Sure, there were the select few that we know about who saw something special. There were those shepherds who heard the announcement from the angels. There were those kings—magi—who came from a far away land. But really—most of the world went on functioning as normal that day.
A normal world for us is a world that has its ups and downs. We have our highs and lows. We watch the news or read the paper and are reminded of horrible tragedies and extraordinary accomplishments. We mourn losses and deal with setbacks. But we also cherish close relationships and take joy in reaching our own accomplishments. Its normal, its everyday life.
This is the world into which God comes. It’s earthy, it’s real, it’s human. It’s no Disney fairytale. The grand announcements are for a very select few. But for most of us, life has its normal rhythms and patterns. We go on about our business. And this is the world God comes to. This is the world God inhabits.
Look at how Micah reminds us of this today in chapter five. “Bethlehem, though you are small…” Bethlehem, the normal town with normal people doing normal things. Coming out from the ordinary, there is something greater. From the places where we would least expect to find it, comes exactly what we all need. Micah says, “He will be their peace.” Micah’s world needed a heavy dose of peace. The northern kingdom of Israel has already fallen to the Assyrians and things were not looking too good for the remnant of Judah that was left in the land. So where is the answer going to come from? Everybody is looking to the capital city—they are looking to Jerusalem. They are leaning all their hopes on their “Washington DC.” But the answer does not come from the capitol. It does not come from headquarters. It does not come from Jerusalem. It does not come from Washington. The answer comes from Pella Iowa; Ogalalla Nebraska. It comes from normal-town USA. It comes from Bethlehem. God comes where we least expect to see him. He comes to our world. He comes to you and to me.
This has always been the pattern. This has always been God’s plan. On the outline you have, you see the rows of little people…they kind of look like Fischer Price Little People. The copy is kind of small and the names are hard to read, so let me help fill in the details. The first name on the top-left is Abraham. This is where God began his promise to the people of Israel. The last name on the lower-right is Jesus. This is the ultimate fulfillment of that promise made to Abraham. And in the middle you see that section on your outline where three people have a box around them. Those are Jotham, Ahaz, and Hezekiah—the three kings of Judah that lived during the time of Micah.
God began with Abraham, an ordinary man from an ordinary town. Down the line we see God used ordinary people. In that second row you have people like Ruth, and the small shepherd boy—David—who would grow to become a great king. And in that third row where the box is located we have the time of Micah where the words we read today come from—words declaring an ordinary town would again come into the spotlight. And on down the line we go till we get to Jesus.
And in the story of Jesus we saw today from Matthew we see Jesus insisting that he be baptized. John refuses because he thinks Jesus is too great for him to baptize.
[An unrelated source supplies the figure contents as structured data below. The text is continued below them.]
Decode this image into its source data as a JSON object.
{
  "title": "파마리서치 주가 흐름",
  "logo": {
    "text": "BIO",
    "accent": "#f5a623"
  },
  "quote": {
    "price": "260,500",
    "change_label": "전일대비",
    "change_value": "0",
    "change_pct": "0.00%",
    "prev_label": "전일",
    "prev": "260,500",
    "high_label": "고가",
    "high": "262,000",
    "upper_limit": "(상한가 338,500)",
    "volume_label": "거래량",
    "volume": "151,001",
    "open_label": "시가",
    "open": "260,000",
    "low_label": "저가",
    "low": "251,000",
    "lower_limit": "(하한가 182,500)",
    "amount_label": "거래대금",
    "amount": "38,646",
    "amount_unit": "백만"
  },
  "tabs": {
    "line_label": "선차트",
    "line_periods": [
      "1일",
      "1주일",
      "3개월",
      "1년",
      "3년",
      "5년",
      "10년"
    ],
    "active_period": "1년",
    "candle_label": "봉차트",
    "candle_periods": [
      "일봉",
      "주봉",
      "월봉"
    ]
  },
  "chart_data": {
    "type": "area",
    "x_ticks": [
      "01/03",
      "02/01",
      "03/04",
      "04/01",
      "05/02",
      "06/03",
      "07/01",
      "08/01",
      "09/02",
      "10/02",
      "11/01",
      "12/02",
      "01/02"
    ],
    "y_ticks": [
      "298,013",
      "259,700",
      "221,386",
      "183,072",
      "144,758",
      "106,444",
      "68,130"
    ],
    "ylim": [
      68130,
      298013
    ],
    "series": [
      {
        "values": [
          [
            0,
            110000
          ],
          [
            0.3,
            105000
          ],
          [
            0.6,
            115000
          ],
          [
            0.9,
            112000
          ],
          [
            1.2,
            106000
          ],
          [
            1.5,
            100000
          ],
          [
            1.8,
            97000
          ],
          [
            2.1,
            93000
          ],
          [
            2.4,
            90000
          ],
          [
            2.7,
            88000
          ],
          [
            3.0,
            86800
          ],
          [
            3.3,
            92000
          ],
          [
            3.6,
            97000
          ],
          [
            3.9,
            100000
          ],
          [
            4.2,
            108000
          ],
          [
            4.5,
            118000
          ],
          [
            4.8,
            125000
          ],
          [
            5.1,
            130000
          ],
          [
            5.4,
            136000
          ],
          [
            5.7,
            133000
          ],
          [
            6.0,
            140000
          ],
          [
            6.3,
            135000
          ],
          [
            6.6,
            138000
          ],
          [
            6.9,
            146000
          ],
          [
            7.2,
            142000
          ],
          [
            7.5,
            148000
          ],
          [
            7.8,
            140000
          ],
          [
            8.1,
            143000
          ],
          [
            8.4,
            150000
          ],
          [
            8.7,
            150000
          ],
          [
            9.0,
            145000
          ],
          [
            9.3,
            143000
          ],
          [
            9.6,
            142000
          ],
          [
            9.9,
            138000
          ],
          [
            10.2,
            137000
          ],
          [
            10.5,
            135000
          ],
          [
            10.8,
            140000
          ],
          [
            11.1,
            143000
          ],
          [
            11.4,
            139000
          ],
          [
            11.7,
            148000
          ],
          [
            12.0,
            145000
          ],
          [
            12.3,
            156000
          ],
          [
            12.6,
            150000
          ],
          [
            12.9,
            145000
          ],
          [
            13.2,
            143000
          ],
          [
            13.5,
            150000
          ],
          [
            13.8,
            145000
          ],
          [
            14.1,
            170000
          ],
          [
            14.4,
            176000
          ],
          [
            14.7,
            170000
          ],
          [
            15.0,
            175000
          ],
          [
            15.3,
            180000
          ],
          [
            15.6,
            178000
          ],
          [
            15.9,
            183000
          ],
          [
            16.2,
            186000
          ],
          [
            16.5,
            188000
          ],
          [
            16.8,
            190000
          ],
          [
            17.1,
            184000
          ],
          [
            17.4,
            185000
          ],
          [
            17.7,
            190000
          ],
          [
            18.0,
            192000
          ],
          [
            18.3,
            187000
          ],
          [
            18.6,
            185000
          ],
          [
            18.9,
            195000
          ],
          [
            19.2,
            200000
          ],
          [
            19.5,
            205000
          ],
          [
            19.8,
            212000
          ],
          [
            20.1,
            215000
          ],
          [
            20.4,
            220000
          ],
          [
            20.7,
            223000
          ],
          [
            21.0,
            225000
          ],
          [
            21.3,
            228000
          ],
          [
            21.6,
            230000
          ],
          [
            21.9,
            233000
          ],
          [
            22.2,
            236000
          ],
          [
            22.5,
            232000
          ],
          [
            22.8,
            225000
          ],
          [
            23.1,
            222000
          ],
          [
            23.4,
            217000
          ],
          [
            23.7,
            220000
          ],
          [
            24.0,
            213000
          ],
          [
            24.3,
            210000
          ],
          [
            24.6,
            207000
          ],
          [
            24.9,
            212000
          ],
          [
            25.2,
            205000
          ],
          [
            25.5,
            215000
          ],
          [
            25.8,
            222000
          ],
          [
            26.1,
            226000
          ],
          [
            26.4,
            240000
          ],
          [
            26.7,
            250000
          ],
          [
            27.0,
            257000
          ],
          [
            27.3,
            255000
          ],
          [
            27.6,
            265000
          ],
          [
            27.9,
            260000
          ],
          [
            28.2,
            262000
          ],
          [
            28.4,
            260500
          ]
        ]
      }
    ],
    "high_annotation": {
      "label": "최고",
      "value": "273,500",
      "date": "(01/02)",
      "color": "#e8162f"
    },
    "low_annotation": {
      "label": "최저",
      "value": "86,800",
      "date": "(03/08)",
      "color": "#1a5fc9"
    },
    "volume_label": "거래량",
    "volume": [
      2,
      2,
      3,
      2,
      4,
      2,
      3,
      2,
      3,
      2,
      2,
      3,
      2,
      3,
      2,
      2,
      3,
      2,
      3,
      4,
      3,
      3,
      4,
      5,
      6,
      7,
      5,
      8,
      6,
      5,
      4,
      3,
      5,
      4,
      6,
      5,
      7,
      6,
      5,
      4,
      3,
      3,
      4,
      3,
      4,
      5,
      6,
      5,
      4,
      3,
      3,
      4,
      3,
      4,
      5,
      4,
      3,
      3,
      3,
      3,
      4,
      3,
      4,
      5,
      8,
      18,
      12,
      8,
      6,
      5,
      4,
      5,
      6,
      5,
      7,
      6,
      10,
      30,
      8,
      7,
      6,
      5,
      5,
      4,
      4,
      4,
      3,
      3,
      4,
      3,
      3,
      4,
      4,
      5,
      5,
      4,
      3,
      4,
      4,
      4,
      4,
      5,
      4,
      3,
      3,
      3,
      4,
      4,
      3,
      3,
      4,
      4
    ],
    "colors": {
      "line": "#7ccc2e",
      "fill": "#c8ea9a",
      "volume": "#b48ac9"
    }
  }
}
But Jesus maintains at that moment, he must enter into the ordinary everyday existence that we all experience. It’s earthy, it’s human, it’s real. But at the same time, there’s a glimpse of something much greater going on, isn’t there? Because we also see that moment when God is revealed. Father, Son, and Holy Spirit come together in a perfect moment reminding us that in the plain everyday ordinary rhythms of life, God comes and does extraordinary things. And he is our peace.